GERTZ: No, not all. Almost all about -- we don't know what the rest of it is. I maybe gave him $10 now and again to make sure it was covered by lawyer-client privilege. The issue here is that Sean Hannity and Michael Cohen are both huge liars who are at cross purposes. It's in Cohen's interest to suggest that his legal work for Hannity is a big deal because that way he can argue that it should all be covered by lawyer-client privilege and thus should not be revealed to federal investigators. It's in Hannity's interest to say actually this was nothing because that minimizes the sort of blowback he gets for having a massive conflict of interest on air.
So Fox says we didn't know anything about this conflict of interest, but I think the rest of the statement was something like we have reviewed it and talked with Sean and we fully support him. And that's it. There's no indication here that Sean did anything wrong, that they plan to do --
PRESS: They don't say anything at all.
GERTZ: Yeah, no. There's no indication of wrongdoing. There's no indication that this is in some way against some sort of Fox ethics rules, which is kind of a hilarious idea in the first place. There's nothing in there that says Sean Hannity won't be allowed to do this again, or we're going to take some steps to make sure if there are any other conflicts of interest they'll be disclosed. Or this particular conflict of interest would be disclosed in the future. And there's no name on the statement, which is really the sort of cherry on top, right? It's a statement from Fox News, not a statement from a particular person, so no one's responsible or accountable, which is basically how things work at Fox in general.
PRESS: So nobody at Fox News owns up to this statement.
GERTZ: No. It's a statement from Fox News.
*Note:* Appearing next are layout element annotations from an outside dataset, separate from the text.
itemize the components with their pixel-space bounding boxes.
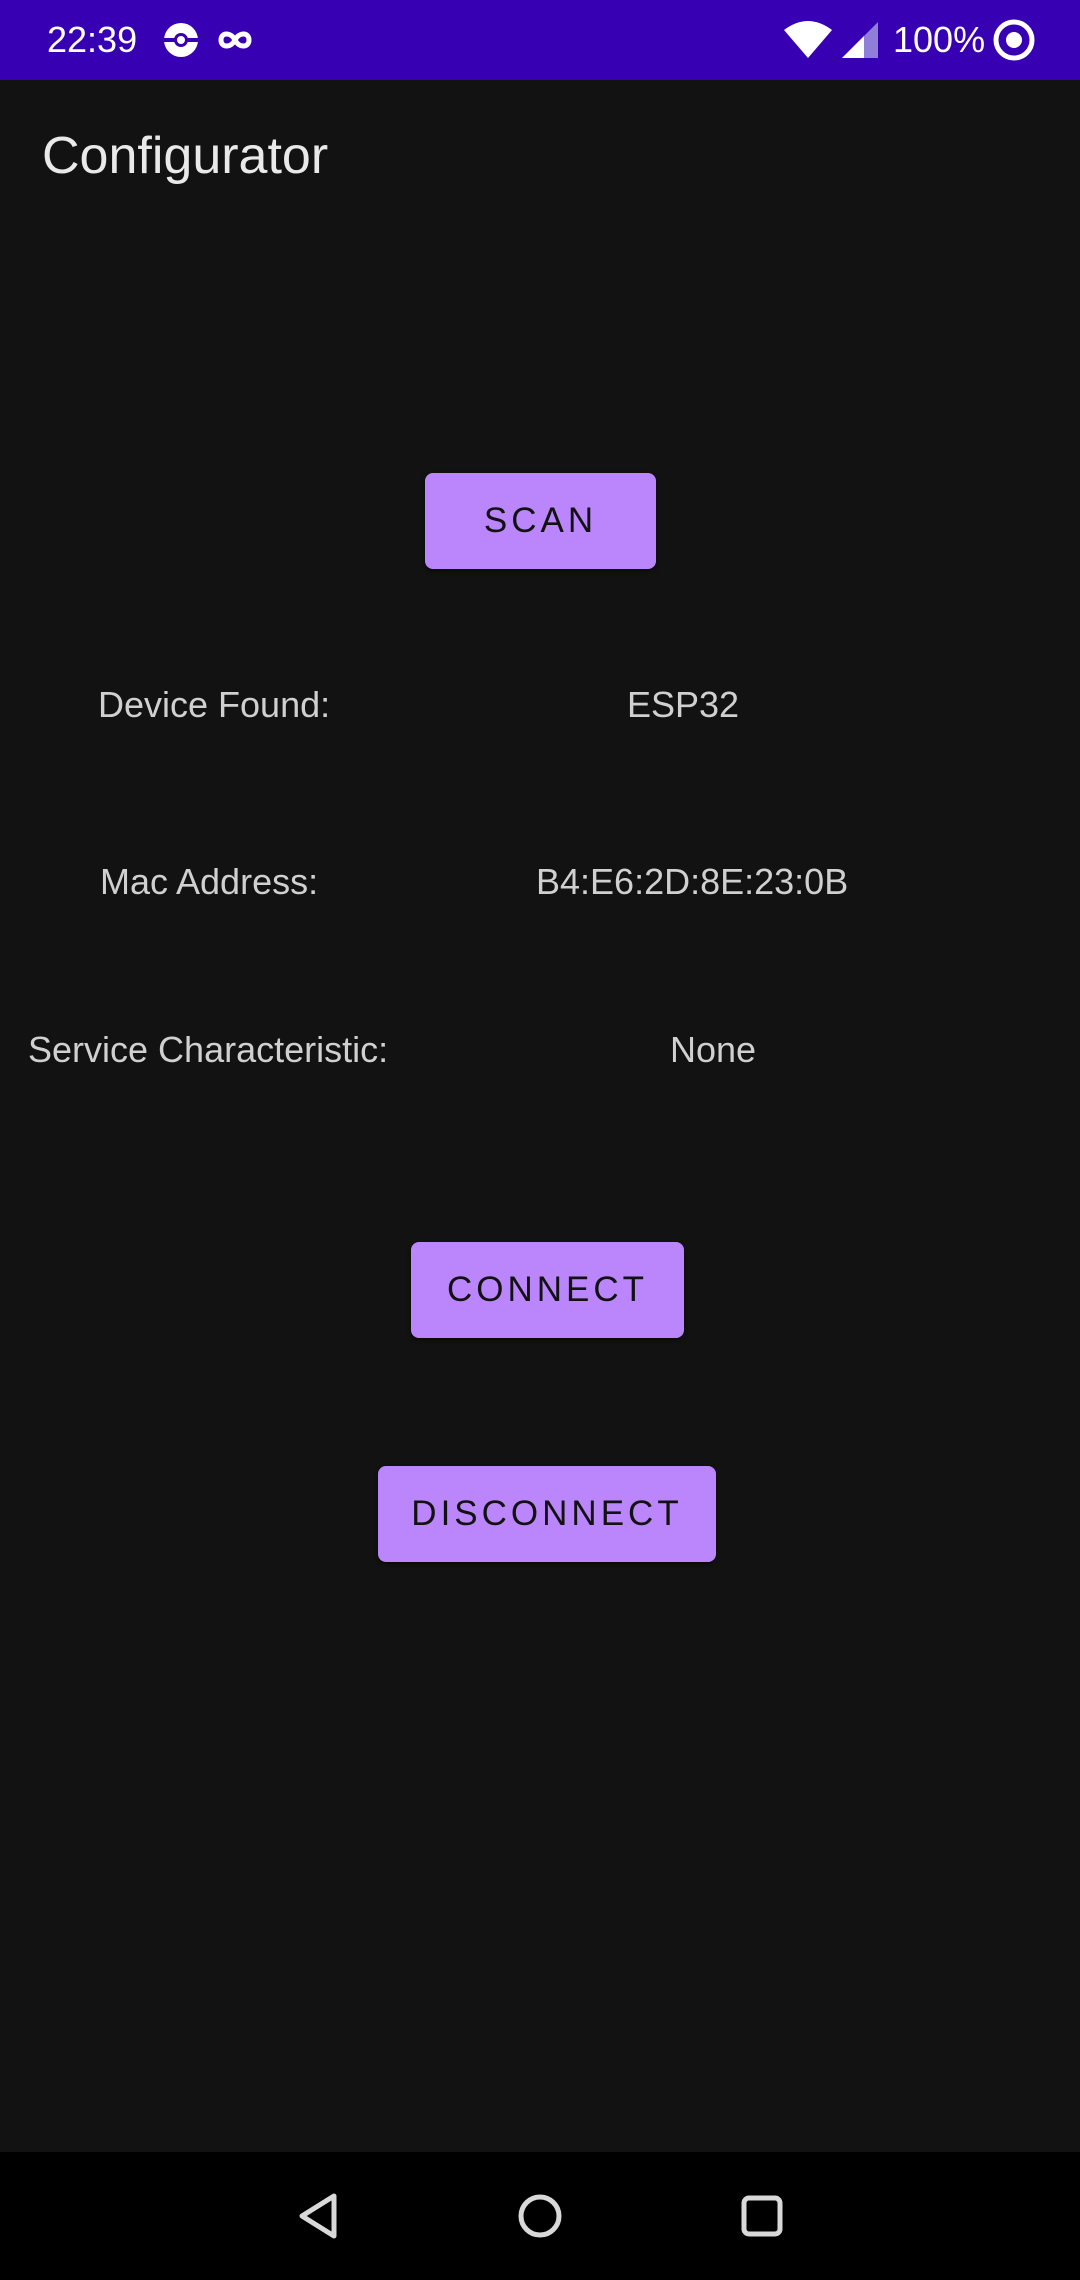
status-bar: 22:39 100% [0, 0, 1080, 80]
disconnect-button-label: DISCONNECT [411, 1494, 683, 1533]
service-characteristic-label: Service Characteristic: [28, 1029, 389, 1070]
circle-target-icon [992, 18, 1036, 62]
service-characteristic-value: None [670, 1029, 757, 1070]
screen: 22:39 100% Configurator SCAN Device Foun… [0, 0, 1080, 2280]
pokeball-icon [159, 18, 203, 62]
mac-address-value: B4:E6:2D:8E:23:0B [536, 861, 849, 902]
battery-percent: 100% [893, 19, 986, 60]
device-found-label: Device Found: [98, 684, 331, 725]
navigation-bar [0, 2152, 1080, 2280]
recents-icon[interactable] [736, 2190, 788, 2242]
disconnect-button[interactable]: DISCONNECT [378, 1466, 716, 1562]
device-found-value: ESP32 [627, 684, 740, 725]
home-icon[interactable] [514, 2190, 566, 2242]
connect-button-label: CONNECT [446, 1270, 649, 1309]
wifi-icon [782, 18, 834, 62]
status-time: 22:39 [47, 19, 138, 60]
scan-button-label: SCAN [483, 501, 598, 540]
app-title: Configurator [42, 127, 329, 185]
scan-button[interactable]: SCAN [425, 473, 656, 569]
connect-button[interactable]: CONNECT [411, 1242, 684, 1338]
infinity-icon [213, 18, 257, 62]
cell-signal-icon [838, 18, 882, 62]
mac-address-label: Mac Address: [100, 861, 319, 902]
back-icon[interactable] [294, 2190, 346, 2242]
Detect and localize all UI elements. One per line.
So this is basically -- and this is why I say it's expected -- this is how things works at Fox News. There are no rules for someone like Sean Hannity. There are none at all. He can do what he wants. Occasionally he will overstep a line in some way that creates a scandal that leads to Fox saying something, but there's never any actual disciplinary action --
PRESS: No consequences.
GERTZ: No consequences. No consequences, no accountability.
PETER OGBURN (THE BILL PRESS SHOW PRODUCER): We have talked about this before, right? When Roger Ailes was still around. He was Fox News. He ran Fox News, and if it wasn't him it was Bill Shine. Both of them are gone now. And who there is going to be able to talk to Sean Hannity and tell Sean Hannity you can't do that, that's bad for the network. Because it's kind of Sean Hannity's network now. There is no Roger Ailes, there is no Bill Shine, there's nobody really in charge that is able to go to someone like Sean Hannity who's been there essentially from the get-go and say this is bad for our network. Because who's going to tell him? Who knows better than Sean Hannity?